The UN Declaration on the Rights of Indigenous Peoples considers individual rights, and rights to education, health, employment, language, and others. As an attempt to encourage their right to practice their language (with reports from The United Nations Permanent Forum of Indigenous Issues estimating that one indigenous language dies every two weeks), the theme of this year’s commemoration of International Day of the World’s Indigenous Peoples, recognized every year on 9 August, was Indigenous Languages. The Declaration strongly discourages discrimination against indigenous peoples and promotes their participation in all matters that concern them. It also ensures their right to pursue their own priorities in economic, social and cultural development.  “Transforming Our World: the 2030 Agenda for Sustainable Development” refers to indigenous peoples with special emphasis on Goal 2 on Zero Hunger and Goal 4 on education, and calls for the participation of indigenous people.

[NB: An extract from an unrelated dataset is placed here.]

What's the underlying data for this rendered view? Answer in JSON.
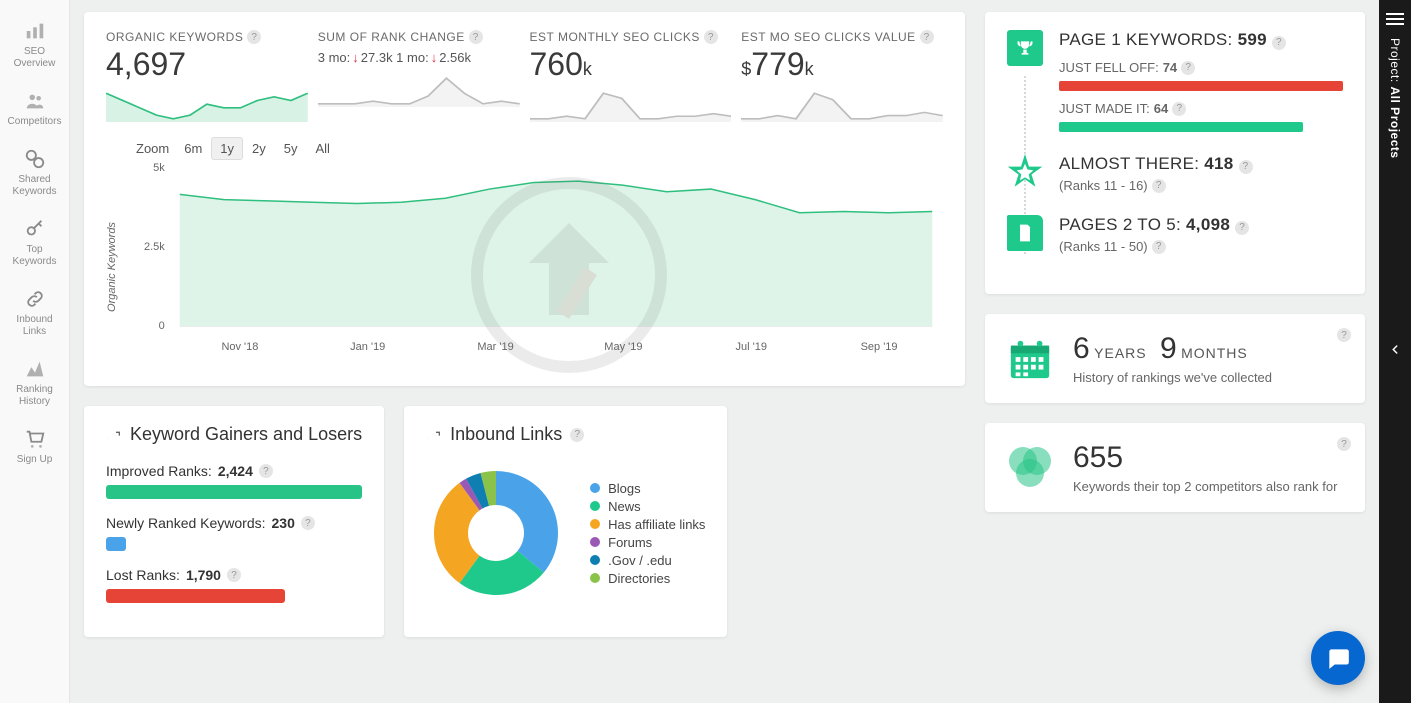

Despite efforts over the last few decades by the UN, other bodies as well as indigenous rights’ activists to improve living conditions and to increase recognition of indigenous rights through law and order, and dialogue, the rights of indigenous people have not been realized in their entirety. It is necessary to establish mechanisms for safeguarding the interests, and more important the habitat of the First Peoples as it is difficult for them to pursue education, and healthcare if their lands are not secure.